More often than not, employees within an organization exchange emails and files not related to works and business through the internal network and end up in flooding server’s capacity with irrelevant materials. What makes things worse is when these materials are offensive in nature for being, for examples, obscene, defamatory, or misrepresenting the truth about something. In online and multimedia context, this ‘offensive content’ is elaborated by section 211 of Communications and Multimedia Act 1998 (Malaysia) as those contents which are indecent, obscene, false, menacing, or offensive in character with intent to annoy, abuse, threaten or harass any person.
Meanwhile, unfiltered transfer of files from the Internet may also end up with electronic virus infecting the whole organization’s system. It is the real story that this virus infection could cost companies millions of dollars due to business interruption, lost informational assets, and system reparation.
Responsible managers and employers should stop these potential risks from turning into real catastrophe for their organizations from very beginning. Measures to manage and mitigate those risks should start right from the employment contractual instruments between employers and employees in the first place. The role of such instrument is critical as it can define initial limits and expectations upon the employees specifically in relation with company’s policy on networks and resources.
By signing this contractual instrument in the beginning, employees understand they are bound to comply by company’s rules and policies, any default of which would result in sanctions being taken against them.
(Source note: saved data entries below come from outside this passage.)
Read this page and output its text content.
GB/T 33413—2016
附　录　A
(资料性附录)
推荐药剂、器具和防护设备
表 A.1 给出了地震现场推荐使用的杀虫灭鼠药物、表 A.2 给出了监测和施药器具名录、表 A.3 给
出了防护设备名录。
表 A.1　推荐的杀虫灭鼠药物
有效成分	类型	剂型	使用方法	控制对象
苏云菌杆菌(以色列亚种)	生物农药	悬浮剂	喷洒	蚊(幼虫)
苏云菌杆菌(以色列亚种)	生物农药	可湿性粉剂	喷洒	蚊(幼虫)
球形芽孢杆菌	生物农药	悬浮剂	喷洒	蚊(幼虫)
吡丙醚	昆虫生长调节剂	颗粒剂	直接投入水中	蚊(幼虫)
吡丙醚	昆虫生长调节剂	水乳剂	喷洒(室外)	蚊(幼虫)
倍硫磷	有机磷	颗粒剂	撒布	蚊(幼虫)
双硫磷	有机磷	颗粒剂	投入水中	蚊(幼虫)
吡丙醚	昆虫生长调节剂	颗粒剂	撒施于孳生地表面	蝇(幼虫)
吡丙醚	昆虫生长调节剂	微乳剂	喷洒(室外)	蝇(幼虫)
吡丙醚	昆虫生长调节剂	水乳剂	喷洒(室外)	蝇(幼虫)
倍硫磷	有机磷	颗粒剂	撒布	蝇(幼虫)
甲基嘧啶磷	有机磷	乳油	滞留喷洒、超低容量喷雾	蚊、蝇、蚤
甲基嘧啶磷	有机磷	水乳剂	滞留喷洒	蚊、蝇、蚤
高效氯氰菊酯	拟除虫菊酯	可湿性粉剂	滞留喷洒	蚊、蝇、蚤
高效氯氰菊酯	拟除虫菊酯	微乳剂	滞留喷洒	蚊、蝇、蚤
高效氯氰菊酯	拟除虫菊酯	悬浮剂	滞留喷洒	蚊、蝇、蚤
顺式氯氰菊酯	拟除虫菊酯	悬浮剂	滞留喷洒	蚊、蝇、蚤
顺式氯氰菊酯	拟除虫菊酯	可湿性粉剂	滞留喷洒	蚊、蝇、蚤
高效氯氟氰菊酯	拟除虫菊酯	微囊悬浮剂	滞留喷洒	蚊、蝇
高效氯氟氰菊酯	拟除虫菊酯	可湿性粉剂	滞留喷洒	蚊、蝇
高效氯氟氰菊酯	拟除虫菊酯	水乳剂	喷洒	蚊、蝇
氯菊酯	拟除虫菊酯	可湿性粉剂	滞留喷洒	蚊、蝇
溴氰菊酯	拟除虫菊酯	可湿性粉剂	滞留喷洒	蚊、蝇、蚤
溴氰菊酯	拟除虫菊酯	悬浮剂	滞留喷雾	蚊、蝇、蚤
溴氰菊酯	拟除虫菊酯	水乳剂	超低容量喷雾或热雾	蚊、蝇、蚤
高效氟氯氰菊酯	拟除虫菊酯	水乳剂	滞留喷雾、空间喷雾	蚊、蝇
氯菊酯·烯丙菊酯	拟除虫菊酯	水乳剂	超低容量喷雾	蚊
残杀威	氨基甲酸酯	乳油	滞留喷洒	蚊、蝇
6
Such understanding in the initial employment contract should be provided in clear and unambiguous words in order to avoid misinterpretation; and, they have to be firm and workable too.
What is next? Employment contract normally need not be a long law document defining in every detail the dos and don’ts of the organization. Such objective should be ‘translated’ from initial contract documents into other company’s instruments such as Standard Operating Procedure (SOP), internal service level agreement (SLA), or company’s policy and best practices in relation with online activities, computer resources, email and Internet policy, as well as other ICT uses.
These internal instruments, together with the initial employment contract are important yardsticks that help companies and organizations define their expectations upon their employees’ compliance and practice in online workplace environment.